Search code examples
elasticsearchsearchtokenize

Elasticsearch match on contained phrase with whitespace


I need a search where there should be a search match if a key phrase is contained, but the key phrase can have whitespace and the whole phrase must be there.

The way I understand it, the index_analyzer and searh_analyzer can both either split on spaces or not, giving four possibilities - none of which seem to do what I need.

As an example, let's say the key phrase is "one to". That means I would like a search with "one two" or "one two three" to match but not one with "one". Considering the different options:

  1. Split on both index and search -> doesn't work because "one" will match
  2. Split on index but not on search -> doesn't work because "one two" won't match
  3. Don't split on index, split on search -> doesn't work because "one two" won't match
  4. Don't split on neither index nor search -> doesn't work because "one two three" won't match

Solution

  • One possible solution might be to create new mapping for that field with type keyword, then it won't be analyzed by ElasticSearch and would be stored "as is" (actually you can run normalizer against it if you need to process/change it in some way). Then you don't need to deal with analyzers.

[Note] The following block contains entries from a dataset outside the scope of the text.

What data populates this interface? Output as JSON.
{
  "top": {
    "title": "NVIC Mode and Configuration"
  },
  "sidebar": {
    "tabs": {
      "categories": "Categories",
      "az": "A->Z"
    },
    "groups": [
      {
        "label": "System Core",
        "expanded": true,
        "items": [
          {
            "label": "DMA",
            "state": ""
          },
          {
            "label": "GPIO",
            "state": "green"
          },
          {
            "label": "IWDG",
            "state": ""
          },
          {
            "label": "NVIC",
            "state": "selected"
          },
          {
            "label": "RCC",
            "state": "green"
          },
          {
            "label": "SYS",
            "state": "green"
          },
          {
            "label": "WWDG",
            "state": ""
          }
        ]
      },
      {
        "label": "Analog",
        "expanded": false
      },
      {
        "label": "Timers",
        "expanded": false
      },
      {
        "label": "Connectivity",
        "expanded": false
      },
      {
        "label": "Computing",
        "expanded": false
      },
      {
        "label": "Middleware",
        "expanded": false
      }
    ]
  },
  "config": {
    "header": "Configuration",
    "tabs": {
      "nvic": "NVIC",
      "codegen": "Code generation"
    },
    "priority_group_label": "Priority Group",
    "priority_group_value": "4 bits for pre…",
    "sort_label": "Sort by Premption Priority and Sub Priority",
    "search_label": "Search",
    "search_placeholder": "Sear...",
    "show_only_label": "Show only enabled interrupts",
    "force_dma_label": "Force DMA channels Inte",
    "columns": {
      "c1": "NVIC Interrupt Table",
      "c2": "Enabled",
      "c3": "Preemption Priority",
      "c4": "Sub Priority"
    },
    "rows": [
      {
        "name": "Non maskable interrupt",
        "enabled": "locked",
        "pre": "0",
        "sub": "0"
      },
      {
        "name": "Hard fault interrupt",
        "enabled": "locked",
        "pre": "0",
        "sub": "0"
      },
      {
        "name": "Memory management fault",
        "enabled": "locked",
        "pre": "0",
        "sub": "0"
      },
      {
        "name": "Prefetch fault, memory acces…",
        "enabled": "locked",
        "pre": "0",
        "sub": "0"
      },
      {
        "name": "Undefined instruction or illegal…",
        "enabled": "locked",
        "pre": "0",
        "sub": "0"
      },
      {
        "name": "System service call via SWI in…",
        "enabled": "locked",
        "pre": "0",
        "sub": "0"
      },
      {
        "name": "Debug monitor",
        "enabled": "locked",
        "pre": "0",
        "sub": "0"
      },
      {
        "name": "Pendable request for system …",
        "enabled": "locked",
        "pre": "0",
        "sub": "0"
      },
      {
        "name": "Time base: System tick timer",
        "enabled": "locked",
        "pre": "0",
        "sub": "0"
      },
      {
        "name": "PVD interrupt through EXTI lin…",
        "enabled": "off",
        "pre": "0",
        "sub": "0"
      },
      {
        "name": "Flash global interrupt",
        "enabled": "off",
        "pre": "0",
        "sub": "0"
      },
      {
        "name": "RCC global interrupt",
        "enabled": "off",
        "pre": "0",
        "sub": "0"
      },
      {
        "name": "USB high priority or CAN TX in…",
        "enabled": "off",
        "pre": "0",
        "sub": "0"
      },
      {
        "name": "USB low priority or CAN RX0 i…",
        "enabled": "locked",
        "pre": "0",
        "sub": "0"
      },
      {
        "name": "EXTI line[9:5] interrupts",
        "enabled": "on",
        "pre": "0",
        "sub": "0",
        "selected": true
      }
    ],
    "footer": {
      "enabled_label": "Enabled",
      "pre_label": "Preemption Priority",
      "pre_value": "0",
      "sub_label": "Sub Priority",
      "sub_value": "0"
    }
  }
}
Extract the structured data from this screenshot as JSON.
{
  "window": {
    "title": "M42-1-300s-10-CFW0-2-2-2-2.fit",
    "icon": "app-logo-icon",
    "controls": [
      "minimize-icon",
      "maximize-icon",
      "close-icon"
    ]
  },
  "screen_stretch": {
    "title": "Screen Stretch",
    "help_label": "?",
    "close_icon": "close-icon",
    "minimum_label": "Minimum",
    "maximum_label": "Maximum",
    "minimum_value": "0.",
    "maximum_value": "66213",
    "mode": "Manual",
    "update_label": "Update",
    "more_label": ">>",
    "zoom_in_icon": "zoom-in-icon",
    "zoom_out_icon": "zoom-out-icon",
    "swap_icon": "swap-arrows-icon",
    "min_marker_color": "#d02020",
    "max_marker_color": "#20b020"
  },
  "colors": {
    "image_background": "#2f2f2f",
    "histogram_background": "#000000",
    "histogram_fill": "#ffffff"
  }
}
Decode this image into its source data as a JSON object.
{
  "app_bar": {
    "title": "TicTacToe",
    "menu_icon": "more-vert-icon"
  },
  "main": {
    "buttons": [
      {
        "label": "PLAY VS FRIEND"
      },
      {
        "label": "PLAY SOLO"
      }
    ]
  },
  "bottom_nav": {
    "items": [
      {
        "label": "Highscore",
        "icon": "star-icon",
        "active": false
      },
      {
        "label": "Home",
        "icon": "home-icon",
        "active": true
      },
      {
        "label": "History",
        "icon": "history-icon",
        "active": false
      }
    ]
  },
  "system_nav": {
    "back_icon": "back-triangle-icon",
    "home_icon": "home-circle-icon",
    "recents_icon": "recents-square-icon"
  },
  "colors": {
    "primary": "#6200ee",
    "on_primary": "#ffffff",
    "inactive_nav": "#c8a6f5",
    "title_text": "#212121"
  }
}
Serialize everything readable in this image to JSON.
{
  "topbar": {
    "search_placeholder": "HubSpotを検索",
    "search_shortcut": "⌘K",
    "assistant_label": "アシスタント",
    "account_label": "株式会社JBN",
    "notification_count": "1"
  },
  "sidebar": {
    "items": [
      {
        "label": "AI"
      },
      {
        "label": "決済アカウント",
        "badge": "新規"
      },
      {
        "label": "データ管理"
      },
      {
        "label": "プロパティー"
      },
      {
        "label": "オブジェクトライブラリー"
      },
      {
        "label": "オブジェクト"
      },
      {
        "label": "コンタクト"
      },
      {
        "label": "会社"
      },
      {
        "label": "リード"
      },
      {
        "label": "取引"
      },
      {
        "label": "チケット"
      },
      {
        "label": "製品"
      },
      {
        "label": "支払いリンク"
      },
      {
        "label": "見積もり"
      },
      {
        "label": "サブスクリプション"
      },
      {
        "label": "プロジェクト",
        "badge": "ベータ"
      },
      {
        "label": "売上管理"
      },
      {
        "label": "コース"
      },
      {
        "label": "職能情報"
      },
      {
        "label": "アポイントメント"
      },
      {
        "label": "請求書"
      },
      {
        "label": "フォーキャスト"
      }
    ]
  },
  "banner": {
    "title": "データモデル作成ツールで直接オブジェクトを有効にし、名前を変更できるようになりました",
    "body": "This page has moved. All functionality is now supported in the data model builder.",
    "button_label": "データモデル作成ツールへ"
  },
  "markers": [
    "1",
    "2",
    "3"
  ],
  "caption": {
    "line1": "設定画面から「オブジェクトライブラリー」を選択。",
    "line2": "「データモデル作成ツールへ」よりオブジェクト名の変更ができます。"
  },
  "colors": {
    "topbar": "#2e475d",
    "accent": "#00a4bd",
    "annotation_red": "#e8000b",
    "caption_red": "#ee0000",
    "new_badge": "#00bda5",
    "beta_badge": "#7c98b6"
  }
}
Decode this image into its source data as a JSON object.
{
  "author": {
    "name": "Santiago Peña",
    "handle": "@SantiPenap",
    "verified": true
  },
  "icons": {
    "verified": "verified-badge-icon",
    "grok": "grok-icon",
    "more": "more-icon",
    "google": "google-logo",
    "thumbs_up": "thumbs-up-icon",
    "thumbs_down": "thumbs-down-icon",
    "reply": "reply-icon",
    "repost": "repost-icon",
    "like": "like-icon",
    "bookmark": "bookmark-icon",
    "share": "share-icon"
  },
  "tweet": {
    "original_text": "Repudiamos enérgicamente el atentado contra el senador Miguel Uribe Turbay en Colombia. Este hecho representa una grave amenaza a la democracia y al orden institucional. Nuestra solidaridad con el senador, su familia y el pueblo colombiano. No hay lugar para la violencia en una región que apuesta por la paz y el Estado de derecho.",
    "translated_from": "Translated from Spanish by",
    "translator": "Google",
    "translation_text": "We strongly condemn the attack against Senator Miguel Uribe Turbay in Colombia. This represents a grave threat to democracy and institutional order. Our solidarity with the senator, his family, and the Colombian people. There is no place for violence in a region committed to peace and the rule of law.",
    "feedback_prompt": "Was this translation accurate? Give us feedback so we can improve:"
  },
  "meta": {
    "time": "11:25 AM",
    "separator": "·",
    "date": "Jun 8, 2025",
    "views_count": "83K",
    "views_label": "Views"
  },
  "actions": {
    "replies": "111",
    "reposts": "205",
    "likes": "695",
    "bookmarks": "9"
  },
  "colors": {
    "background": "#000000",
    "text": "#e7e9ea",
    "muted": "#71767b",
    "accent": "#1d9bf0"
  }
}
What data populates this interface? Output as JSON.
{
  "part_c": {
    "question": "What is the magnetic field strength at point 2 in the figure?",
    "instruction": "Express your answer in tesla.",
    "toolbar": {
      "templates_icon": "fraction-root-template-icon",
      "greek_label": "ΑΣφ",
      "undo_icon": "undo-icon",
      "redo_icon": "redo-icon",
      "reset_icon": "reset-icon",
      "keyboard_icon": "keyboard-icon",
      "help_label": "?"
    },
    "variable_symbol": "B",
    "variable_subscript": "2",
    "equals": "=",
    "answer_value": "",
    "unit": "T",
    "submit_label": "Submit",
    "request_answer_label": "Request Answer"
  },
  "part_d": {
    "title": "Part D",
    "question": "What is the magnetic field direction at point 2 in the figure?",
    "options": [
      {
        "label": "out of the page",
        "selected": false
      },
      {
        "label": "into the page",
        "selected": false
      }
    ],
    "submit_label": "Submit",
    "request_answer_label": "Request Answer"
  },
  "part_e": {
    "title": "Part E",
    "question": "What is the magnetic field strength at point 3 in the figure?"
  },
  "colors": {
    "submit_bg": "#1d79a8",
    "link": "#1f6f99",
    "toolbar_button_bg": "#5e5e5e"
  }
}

    Let's say you have field with name description, then mapping might looks like this:

    {
      ...
      "description": {
        "type": "text", // assuming you originally have it as text
        "fields": {
          "original": "keyword",
          "ignore_above": 512 // You can skip or change it and ES applies default value. 
        }
      }
    

    The above code means that ElasticSearch would keep two versions of message - default analyzed and new one which is not analyzed. Then you can access it in the following name: description.original and use for example wildcard search.